Bevor er aber mit der Schaufel die Kohle aus der Erde kloppen „durfte“, stand dem jungen Bergmannssohn aus Castrop-Rauxel eine lange, schwere Reise bevor. Sein Vater war arbeitslos geworden, ein Gymnasium, das damals noch Geld kostete, konnte sich die Familie nicht leisten. „Also ging ich auf die Adolf-Hitler-Schule, die gleichgestellt war mit den Gymnasien.“

Als 16-Jähriger wurde er dann allerdings auch für die Hitler-Jugend an die Front berufen, „um die neuen Schützengräben auszubuddeln“, sagt er – also an vorderste Front. Das konnte er nicht. „Ich war kein Nazi. Als ich im Urlaub in Schlesien hungernde Menschen gesehen haben, bin ich zu meiner Oma ins Haus gelaufen und habe einen Eimer Pellkartoffeln geholt“, erzählt Hans Frackowiak mit klarer Stimme. Er wurde damals Zeuge, wie Juden deportiert wurden. „Aber da kam ein SS-Soldat und hat getreten, sodass alle Kartoffeln auf dem Boden lagen, und hielt mir sein Maschinengewehr vor die Brust.“

Flucht von der vordersten Front

Und da er beim Ausbuddeln der neuen Gräben unbeobachtet war, fasste er den Entschluss zu desertieren, schmiss sein Maschinengewehr weg und flüchtete – über die Tschechei nach Bayern, wo er sich den Amerikanern stellte. Später erfuhr er, dass seine Familie nur 80 Kilometer entfernt untergekommen war. „Go to Mommy“, habe ein amerikanischer Soldat zu ihm gesagt, und zu Fuß machte er sich auf den Weg. Gemeinsam ging es von dort zurück nach Castrop-Rauxel, wo ihre Wohnung zerbombt war, wo aber ein neues Leben auf Hans Frackowiak warten sollte.

Zurück in der Heimat

Schule war keine Option mehr, also ging es als „Bergfremder“ unter Tage – mit 16 Jahren. „Und dieser Bergbau hat mir so gefallen, dass ich dabei geblieben bin.“ Nach seiner Ausbildung heuerte er bei „Deilmann-Haniel“ an, er hat Schächte abgeteuft – vom Ruhrgebiet bis nach Elsass-Lothringen.

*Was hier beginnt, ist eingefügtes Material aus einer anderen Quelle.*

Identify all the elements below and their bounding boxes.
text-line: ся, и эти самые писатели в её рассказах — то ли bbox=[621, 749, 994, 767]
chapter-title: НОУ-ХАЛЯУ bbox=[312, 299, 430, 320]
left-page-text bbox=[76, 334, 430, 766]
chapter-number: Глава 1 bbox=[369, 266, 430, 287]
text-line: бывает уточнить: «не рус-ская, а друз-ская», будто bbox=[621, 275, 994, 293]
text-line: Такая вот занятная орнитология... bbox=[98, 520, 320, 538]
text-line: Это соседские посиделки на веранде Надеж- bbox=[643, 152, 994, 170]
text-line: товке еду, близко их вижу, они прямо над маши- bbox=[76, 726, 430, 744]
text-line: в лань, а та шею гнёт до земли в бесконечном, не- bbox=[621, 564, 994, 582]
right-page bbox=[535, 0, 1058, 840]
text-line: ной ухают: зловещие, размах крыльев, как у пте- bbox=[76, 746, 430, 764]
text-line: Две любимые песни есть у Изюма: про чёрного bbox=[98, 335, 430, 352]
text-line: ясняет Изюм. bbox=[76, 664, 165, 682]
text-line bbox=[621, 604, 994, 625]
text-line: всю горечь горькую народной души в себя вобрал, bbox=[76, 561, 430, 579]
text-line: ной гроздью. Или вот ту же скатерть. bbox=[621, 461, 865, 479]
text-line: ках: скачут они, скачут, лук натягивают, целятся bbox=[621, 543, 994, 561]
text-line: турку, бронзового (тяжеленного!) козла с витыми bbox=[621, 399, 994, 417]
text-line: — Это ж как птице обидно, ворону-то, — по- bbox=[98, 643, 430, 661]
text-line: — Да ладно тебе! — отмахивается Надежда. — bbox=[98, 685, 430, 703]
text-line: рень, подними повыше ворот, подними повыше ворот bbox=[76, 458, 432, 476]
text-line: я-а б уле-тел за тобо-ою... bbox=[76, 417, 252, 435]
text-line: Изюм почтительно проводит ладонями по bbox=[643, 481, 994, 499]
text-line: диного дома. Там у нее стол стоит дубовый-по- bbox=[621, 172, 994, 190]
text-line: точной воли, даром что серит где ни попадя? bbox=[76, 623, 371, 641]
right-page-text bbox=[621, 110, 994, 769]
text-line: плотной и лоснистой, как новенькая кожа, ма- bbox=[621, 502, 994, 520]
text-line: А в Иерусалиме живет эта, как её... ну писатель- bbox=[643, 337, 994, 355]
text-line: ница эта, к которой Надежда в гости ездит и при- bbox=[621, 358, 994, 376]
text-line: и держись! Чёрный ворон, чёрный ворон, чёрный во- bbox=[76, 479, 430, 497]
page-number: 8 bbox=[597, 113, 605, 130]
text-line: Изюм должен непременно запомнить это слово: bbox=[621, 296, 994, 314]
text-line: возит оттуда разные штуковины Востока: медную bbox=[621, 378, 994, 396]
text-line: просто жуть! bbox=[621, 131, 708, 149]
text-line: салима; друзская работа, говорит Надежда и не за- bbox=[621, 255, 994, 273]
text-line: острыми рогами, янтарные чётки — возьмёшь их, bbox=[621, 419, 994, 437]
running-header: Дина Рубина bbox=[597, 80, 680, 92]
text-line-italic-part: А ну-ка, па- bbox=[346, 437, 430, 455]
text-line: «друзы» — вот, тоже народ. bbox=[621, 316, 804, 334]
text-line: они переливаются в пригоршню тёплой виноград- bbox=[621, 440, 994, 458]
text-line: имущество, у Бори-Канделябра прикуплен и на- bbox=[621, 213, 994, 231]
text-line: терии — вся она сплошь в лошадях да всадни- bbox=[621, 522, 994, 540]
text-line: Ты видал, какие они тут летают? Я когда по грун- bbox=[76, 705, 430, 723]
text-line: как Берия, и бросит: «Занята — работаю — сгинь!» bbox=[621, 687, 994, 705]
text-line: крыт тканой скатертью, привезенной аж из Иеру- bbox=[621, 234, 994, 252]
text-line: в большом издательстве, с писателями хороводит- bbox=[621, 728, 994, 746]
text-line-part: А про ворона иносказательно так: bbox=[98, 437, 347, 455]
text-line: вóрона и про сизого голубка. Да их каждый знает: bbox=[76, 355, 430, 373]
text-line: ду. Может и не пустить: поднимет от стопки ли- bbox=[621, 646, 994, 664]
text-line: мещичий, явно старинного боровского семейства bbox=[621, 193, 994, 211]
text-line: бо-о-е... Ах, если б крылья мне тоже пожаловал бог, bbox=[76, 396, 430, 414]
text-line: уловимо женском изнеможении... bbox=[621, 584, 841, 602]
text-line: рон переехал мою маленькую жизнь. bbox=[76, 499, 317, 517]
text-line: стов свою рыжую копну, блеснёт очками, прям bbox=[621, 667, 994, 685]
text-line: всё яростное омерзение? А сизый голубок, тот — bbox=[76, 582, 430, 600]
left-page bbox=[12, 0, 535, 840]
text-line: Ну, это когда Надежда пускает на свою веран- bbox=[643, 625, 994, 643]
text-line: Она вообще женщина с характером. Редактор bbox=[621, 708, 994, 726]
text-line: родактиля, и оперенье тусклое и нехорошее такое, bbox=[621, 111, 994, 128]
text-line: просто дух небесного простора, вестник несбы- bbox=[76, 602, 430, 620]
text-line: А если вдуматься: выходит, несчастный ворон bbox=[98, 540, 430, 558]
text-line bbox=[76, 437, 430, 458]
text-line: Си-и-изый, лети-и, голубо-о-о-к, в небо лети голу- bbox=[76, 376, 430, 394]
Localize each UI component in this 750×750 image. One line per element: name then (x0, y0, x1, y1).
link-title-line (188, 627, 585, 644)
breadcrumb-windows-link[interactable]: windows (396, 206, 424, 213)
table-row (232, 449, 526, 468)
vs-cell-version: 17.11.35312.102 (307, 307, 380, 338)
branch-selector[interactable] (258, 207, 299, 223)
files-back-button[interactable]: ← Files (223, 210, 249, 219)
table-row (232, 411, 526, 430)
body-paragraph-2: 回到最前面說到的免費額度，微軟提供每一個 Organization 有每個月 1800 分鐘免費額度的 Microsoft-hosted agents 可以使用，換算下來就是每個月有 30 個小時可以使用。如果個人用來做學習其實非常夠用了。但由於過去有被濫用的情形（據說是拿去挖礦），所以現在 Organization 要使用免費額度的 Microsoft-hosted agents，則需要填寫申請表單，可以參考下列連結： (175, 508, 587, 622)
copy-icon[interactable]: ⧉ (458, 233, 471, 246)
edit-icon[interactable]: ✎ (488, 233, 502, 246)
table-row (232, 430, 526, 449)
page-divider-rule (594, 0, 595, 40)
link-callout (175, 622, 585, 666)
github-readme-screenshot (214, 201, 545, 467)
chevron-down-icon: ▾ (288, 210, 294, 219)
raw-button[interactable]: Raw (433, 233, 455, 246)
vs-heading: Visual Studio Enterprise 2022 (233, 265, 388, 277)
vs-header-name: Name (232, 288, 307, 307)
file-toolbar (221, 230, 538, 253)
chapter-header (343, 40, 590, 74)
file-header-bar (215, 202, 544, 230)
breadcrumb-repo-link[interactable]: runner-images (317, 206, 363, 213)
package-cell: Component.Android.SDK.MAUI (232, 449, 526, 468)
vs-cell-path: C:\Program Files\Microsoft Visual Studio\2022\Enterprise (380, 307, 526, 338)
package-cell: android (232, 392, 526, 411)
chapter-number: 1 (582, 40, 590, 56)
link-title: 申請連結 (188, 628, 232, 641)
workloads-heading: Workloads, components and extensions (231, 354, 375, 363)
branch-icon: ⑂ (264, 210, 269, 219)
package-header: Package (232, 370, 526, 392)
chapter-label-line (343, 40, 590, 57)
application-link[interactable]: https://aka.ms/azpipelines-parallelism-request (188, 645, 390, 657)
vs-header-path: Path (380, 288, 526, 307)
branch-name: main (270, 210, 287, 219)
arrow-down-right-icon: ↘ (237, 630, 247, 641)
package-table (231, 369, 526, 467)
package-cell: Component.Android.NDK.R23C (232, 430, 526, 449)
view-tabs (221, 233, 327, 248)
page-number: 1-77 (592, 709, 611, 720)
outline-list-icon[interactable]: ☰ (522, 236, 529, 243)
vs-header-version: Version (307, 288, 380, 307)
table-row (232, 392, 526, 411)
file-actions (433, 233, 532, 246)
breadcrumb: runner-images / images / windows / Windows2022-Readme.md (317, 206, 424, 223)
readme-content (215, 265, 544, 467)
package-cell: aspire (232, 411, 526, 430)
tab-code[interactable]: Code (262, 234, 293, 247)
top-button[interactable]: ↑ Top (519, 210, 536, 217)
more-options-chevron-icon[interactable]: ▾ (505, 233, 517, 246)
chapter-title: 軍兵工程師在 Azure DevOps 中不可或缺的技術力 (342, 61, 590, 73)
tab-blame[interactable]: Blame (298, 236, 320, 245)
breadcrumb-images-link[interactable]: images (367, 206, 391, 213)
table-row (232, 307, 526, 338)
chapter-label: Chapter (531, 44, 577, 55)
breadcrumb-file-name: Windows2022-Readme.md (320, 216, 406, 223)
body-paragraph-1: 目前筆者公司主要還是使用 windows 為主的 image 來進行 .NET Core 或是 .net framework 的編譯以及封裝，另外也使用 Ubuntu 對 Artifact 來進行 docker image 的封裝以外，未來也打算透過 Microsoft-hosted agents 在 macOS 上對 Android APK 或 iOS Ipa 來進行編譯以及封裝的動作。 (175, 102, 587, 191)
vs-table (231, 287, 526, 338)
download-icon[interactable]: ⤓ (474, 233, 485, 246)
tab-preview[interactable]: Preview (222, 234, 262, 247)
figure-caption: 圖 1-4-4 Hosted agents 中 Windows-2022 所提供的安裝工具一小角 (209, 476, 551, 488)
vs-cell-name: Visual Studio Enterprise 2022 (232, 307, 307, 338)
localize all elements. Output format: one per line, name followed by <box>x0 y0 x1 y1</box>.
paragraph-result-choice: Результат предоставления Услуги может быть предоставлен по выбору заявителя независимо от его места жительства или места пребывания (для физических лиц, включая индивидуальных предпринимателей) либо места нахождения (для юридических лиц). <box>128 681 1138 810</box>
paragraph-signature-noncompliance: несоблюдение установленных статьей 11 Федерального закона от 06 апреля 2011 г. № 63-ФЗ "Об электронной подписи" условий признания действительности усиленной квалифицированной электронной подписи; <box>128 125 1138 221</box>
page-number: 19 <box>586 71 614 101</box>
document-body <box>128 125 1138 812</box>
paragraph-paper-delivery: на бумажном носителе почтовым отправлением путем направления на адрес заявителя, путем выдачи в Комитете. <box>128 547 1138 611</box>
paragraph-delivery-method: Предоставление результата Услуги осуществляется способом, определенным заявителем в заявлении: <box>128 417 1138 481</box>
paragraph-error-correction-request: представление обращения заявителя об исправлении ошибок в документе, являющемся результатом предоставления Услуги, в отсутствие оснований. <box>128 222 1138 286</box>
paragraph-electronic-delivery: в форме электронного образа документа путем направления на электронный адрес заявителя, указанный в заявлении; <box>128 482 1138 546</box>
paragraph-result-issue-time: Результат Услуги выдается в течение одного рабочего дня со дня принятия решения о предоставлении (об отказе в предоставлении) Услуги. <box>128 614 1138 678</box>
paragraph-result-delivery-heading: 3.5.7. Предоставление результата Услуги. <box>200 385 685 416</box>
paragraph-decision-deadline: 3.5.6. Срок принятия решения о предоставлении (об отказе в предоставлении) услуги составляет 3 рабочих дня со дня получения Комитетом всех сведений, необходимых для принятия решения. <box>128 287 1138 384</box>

„Dann habe ich aber eine Familie gegründet und wollte in Wohnort-Nähe arbeiten“, sagt Frackowiak. Und als er zur ersten Schicht zurück auf Erin war, begrüßten ihn die Kumpel mit einem herzlichen „Wie, bist du wieder hier?“. Fortan war er für den Vortrieb verantwortlich, suchte also neue Wege bis zur Kohle. „Und wenn der Staat dann kam, konnten wir zeigen, wie viel Kohle noch unter der Erde liegt. Wenn genug da war, gab es finanzielle Förderung.“ Monate, bevor auf Erin die letzte Schicht gefahren wurde, ging Hans Frackowiak in den Ruhestand, der Bergbau begleitete ihn sein ganzes Arbeitsleben.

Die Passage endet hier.